News and Opinion from Sisters, Oregon
Jim Cunningham served his country for more than 40 years, as an Air Force pilot and as commander of the Air National Guard. Now he serves his community on four non-profit boards of directors.
It's an ethic of service that Cunningham insists upon - in his usual blunt fighter pilot's idiom:
"I don't give a rat's if you served your country in the military," he says. "I give a rat's that you serve. You can't be only a taker. You have to give back and do what you can to make your community better."
Cunningham walks his talk: He currently serves the Rosenbaum Foundation, providing outdoor camp experiences for inner-city youth; the Oregon Youth Challenge; Sisters Habitat for Humanity; and Sisters Folk Festival.
The Rosenbaum Foundation and Oregon Youth Challenge are both connected to Cunningham's National Guard past and reflect his concern for positively affecting the lives of young people.
He serves as treasurer for both Habitat and Sisters Folk Festival.
Regarding Habitat, Cunningham says, "I believe in a hand up, not a handout. The families that qualify for Habitat, by and large, they bust their tails."
A Habitat home gives local families some footing on the rungs of the economic ladder. And the Sisters chapter has done that for a lot of people.
"For its size, Sisters Habitat is light-years ahead of some other affiliates across the state and the nation," Cunningham said.
He believes that helping people who may lack financial resources but who are productive contributors to their community "tells an outsider how your community values itself."
Cunningham was drawn to the Sisters Folk Festival by the success of the Americana Project, the festival's musical outreach program. He says he is most passionate about "developing the youth of the community and giving them the opportunity to explore their potential."
He likes the music, too. He inherited his West Virginia mother's love for American roots music.
"I'm a bluegrass freak," he acknowledges. He also likes storytelling in song.
"Much like Woody Guthrie - though I don't share his politics - I want to get out and hear the story of the people," he said.
One of his favorite storytelling musicians is Ray Wylie Hubbard, who performed at the Sisters Folk Festival two years ago. He remembers listening to him during his service in the waning days of the Vietnam War.
Cunningham did two tours of duty during the Vietnam conflict in the air arm of a special operations program. He flew OV-10 Broncos in Forward Air Control - a singularly dangerous mission that involved target acquisition and required flying "low and slow" in enemy territory.
"FAC was the mission, but I didn't do it in Vietnam," Cunningham says. "I did it in other places, so it was more clandestine."

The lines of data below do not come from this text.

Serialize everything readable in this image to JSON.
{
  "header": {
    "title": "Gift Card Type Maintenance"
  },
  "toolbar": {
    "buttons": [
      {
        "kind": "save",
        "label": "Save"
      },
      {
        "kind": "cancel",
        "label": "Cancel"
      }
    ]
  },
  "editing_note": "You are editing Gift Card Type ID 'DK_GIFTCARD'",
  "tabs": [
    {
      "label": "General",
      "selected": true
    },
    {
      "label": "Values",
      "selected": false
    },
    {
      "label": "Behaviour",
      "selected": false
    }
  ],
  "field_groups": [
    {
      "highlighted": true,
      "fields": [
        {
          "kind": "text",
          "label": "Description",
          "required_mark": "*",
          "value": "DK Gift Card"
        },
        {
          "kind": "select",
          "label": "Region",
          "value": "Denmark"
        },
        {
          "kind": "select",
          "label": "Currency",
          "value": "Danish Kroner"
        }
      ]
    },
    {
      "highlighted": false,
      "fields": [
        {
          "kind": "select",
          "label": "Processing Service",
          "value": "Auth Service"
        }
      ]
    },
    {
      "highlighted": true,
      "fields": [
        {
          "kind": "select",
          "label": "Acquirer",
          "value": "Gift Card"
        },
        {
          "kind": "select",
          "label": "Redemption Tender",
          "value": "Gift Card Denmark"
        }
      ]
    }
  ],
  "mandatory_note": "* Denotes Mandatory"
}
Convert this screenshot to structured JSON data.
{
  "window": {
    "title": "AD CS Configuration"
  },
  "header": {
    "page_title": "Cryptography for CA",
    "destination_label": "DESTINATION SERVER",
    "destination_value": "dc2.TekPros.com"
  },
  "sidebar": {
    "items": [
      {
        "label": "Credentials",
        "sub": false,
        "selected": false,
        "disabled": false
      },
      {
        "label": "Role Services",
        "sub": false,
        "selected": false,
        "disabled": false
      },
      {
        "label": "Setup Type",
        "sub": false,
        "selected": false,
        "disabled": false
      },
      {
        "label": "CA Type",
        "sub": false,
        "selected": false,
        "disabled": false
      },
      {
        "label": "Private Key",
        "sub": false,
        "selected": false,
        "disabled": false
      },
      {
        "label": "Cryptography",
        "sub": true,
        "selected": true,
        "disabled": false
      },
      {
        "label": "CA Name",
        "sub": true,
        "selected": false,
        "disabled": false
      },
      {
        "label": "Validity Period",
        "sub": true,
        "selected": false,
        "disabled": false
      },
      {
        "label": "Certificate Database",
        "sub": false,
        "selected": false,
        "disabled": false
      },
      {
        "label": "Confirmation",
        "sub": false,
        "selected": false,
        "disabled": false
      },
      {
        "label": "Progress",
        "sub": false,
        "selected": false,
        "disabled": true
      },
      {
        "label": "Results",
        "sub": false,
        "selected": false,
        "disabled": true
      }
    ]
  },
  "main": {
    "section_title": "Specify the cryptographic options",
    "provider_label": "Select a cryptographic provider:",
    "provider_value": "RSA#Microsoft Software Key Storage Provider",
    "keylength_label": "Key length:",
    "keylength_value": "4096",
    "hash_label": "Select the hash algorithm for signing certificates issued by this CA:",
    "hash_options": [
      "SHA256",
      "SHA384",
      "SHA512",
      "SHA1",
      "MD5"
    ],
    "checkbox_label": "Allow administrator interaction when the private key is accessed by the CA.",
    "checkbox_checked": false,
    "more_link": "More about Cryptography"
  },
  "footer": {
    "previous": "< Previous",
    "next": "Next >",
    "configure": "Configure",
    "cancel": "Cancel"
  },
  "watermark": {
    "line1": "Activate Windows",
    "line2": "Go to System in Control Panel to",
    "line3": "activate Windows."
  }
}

He recalls sitting with fellow pilots watching then-President Richard Nixon on TV, emphatically denying that such a mission even existed. It was then that Cunningham began to question the validity of the war.
Now, he considers Vietnam "the wrong war - pure and simple." Nevertheless, he is proud to have served.
Cunningham served eight years on active duty and in 1977 he was in the reserves. In 1979, he joined the Oregon Air National Guard, where he would serve as commander until his retirement in 2006 at the rank of Brigadier General.
From 1989 to 2004, he was also a United Airlines pilot.
The Air National Guard is tasked with continental defense, a role that became all-to-immediate on September 11, 2001.
Cunningham was in Sisters that day, visiting his parents.
"I got a call from Salem saying 'You're the ranking National Guard officer in the state. You need to get to Salem right away. The Adjutant General is in the Pentagon."
Within hours, "we were up on alert with our entire fleet," Cunningham recalled.
It wasn't until days after September 11 that Cunningham saw footage of the terrorist attacks. The impact of United Flight 175 into the South Tower of the World Trade Center was a gut punch.
"If that had happened a couple of years ago, that could have been me sitting in that airplane," he said.
Cunningham and his wife Dana always knew they'd end up in Sisters, and after his retirement in 2006 they moved to their new home on 10 acres about seven miles east of town.
Having maintained a small business making fine furniture throughout his other careers, Cunningham continues to pursue his woodworking craft. And he continues to serve his community - because you've got to give back.